Designing a series around classic plot structure

Ms. Mixon, I’ve been reading your Practitioner’s Manuals. They are amazing and have opened my eyes to thinking about writing in ways I haven’t over the past twenty years. So, thank you!

I do have a question. I am writing a series. Your plot explanation is so exact and extremely helpful. Everything seems to be in sync within a novel—everything is a smaller version of the whole. I was wondering if this same thing would apply to a series. Would the plot structure that you have explained in the 2nd Practitioner’s Manual work over the course of a series? Any illumination on this you could offer would be wonderful. Thank you so much!—Brandi Grubbs

Hi, Brandi! You’re very kind.

Yes, the plot structure does hold for a series. You—in your mind and in your notes—can break your overall series down into its parts: Hook, Conflict #1, Conflict #2, Conflict #3, Faux Resolution, and Climax.

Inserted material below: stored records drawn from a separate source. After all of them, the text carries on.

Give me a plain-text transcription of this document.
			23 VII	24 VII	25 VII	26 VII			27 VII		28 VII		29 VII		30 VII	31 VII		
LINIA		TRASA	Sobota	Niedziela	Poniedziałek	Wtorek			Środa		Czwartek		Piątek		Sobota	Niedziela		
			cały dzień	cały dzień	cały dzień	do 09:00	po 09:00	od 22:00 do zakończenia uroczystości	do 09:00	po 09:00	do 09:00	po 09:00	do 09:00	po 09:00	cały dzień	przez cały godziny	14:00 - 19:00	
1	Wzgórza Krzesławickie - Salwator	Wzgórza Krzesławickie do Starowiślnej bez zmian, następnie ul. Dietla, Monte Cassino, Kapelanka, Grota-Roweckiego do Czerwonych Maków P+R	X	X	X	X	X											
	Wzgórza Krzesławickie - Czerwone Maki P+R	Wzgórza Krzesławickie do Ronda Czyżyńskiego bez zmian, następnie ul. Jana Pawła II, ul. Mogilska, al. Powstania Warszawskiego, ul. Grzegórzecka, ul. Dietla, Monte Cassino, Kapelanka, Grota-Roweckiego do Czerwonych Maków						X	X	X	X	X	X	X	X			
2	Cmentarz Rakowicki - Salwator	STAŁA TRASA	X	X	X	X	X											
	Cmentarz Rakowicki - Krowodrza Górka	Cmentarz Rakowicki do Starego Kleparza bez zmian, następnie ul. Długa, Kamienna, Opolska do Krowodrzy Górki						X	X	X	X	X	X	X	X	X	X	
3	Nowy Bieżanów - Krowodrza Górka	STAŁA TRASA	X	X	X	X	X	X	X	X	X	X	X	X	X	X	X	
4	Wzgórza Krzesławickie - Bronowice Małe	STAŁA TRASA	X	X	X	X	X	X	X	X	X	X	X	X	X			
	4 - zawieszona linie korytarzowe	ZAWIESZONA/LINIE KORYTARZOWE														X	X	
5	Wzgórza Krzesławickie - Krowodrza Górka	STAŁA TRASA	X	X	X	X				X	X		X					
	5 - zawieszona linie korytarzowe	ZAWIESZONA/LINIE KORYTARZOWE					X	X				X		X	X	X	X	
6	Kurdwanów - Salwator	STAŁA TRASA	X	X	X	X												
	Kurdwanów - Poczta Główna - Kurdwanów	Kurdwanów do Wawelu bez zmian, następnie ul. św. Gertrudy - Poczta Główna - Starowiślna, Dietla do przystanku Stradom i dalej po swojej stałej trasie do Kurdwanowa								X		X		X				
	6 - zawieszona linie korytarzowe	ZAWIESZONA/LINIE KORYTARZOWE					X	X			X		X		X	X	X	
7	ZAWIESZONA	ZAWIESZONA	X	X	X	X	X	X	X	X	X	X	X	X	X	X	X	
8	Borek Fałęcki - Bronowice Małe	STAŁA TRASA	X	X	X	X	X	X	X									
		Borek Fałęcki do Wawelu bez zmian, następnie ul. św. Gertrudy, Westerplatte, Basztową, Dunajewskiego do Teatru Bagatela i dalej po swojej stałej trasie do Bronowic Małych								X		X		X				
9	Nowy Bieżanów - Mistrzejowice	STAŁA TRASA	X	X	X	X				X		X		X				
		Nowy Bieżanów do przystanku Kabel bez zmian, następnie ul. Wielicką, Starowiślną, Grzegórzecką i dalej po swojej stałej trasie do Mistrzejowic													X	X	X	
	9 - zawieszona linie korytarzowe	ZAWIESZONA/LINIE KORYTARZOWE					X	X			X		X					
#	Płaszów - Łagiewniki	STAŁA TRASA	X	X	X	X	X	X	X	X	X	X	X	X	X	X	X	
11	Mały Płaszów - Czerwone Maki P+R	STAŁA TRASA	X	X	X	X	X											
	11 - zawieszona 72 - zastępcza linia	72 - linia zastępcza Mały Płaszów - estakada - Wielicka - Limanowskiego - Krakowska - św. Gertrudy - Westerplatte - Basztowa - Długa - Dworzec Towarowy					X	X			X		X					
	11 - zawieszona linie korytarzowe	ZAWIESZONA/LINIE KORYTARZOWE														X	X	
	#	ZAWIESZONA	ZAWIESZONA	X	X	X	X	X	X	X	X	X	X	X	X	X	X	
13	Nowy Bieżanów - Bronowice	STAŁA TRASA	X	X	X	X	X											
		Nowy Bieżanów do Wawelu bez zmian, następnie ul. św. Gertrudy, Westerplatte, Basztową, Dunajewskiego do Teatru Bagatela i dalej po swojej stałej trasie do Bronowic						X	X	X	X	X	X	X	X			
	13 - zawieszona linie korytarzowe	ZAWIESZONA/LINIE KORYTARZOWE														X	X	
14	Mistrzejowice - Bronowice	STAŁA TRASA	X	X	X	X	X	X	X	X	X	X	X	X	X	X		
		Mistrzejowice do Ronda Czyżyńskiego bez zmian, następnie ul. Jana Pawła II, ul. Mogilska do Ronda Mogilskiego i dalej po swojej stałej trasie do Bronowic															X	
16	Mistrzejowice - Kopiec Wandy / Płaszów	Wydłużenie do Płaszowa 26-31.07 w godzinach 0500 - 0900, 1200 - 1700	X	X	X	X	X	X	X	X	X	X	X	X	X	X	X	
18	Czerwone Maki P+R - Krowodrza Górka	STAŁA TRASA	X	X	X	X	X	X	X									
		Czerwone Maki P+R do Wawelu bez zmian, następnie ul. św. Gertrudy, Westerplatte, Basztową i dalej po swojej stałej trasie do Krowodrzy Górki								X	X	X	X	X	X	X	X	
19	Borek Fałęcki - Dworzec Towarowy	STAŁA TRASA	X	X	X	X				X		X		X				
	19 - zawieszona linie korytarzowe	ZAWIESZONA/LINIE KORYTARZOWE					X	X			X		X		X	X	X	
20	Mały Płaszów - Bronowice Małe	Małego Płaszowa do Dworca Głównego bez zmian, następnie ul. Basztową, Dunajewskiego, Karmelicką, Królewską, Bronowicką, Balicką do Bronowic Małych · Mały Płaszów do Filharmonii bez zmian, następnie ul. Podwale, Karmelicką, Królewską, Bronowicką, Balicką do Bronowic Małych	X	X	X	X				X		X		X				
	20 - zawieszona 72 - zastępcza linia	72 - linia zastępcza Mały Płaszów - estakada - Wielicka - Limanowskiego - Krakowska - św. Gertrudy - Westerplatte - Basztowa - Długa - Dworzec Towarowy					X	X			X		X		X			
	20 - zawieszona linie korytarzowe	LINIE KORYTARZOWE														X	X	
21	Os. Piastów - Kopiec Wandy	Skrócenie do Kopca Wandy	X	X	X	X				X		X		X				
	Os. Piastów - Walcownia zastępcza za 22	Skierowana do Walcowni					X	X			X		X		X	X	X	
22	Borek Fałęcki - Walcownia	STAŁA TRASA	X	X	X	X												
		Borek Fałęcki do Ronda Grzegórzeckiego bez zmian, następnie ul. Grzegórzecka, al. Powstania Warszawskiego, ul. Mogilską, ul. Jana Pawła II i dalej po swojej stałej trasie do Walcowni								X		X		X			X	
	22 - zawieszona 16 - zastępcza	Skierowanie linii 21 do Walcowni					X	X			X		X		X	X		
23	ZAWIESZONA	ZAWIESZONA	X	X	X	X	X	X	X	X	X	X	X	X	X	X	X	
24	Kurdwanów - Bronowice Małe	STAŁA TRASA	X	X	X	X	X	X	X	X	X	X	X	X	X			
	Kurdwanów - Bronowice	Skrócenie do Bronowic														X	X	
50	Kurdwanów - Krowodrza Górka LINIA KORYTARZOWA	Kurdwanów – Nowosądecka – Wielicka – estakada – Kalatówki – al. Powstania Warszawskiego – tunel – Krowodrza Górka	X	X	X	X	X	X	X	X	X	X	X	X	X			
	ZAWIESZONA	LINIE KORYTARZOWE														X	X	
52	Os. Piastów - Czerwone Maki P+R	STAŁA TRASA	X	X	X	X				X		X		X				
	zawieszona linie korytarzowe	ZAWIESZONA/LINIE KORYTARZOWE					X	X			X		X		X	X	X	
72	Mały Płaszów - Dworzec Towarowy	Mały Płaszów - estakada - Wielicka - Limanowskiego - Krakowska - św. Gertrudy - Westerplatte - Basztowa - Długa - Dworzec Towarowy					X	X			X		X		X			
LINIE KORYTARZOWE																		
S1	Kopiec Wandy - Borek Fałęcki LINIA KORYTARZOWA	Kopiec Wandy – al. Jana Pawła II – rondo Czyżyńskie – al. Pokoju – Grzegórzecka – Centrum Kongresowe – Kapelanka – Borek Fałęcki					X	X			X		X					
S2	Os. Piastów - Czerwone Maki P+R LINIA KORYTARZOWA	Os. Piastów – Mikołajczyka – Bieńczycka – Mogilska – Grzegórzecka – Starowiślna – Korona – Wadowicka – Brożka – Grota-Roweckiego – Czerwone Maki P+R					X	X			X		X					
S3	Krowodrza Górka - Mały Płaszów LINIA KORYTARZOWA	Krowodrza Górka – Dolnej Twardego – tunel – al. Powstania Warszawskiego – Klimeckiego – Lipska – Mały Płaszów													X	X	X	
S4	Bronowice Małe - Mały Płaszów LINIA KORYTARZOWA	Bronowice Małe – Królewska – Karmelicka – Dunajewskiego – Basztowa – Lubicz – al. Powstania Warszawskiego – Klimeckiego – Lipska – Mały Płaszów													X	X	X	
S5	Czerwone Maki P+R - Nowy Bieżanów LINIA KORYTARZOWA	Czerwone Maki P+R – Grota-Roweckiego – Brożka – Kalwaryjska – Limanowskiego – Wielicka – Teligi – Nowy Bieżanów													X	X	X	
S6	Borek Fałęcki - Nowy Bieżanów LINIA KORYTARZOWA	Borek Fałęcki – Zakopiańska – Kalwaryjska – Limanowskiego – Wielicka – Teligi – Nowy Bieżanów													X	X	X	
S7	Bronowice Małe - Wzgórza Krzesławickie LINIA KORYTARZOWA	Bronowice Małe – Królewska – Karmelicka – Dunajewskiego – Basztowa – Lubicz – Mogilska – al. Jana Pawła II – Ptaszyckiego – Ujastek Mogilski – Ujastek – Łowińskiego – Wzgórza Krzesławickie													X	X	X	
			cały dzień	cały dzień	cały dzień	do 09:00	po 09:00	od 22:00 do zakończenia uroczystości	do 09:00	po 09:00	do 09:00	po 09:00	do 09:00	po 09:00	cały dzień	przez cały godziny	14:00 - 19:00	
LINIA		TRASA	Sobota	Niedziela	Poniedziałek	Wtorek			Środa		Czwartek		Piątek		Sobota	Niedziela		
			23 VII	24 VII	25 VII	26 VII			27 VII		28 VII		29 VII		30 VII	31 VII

Now, the tricky part is dividing those into your books. The length (wordcount) of your entire series determines how many books you break it into, as the publishing industry has pretty hard-&-fast rules about no longer publishing novels of less than about 70,000 words (and there’s a point over 150,000 where you’re dealing with print books whose spines will break pretty darn quickly).

You can divide your series into six books if you’ve got enough complex story, but most publishers these days like a nice, round trilogy, so the simple thing to do is divide the series into three books corresponding to your three acts.

Be warned if you’re hoping to publish:

Publishers are getting harder to please and quicker to pull the plug on authors if their first novels don’t do as well as the publishers think they ought to, so writers are beginning to be told to write each book of a series as a stand-alone just in case the rest of the series never sees the light of day. It’s one of the harsh realities of where the industry is right now.

But of course the best reason to write is for the sheer love of storytelling. . .and in that world, there are no rejection letters.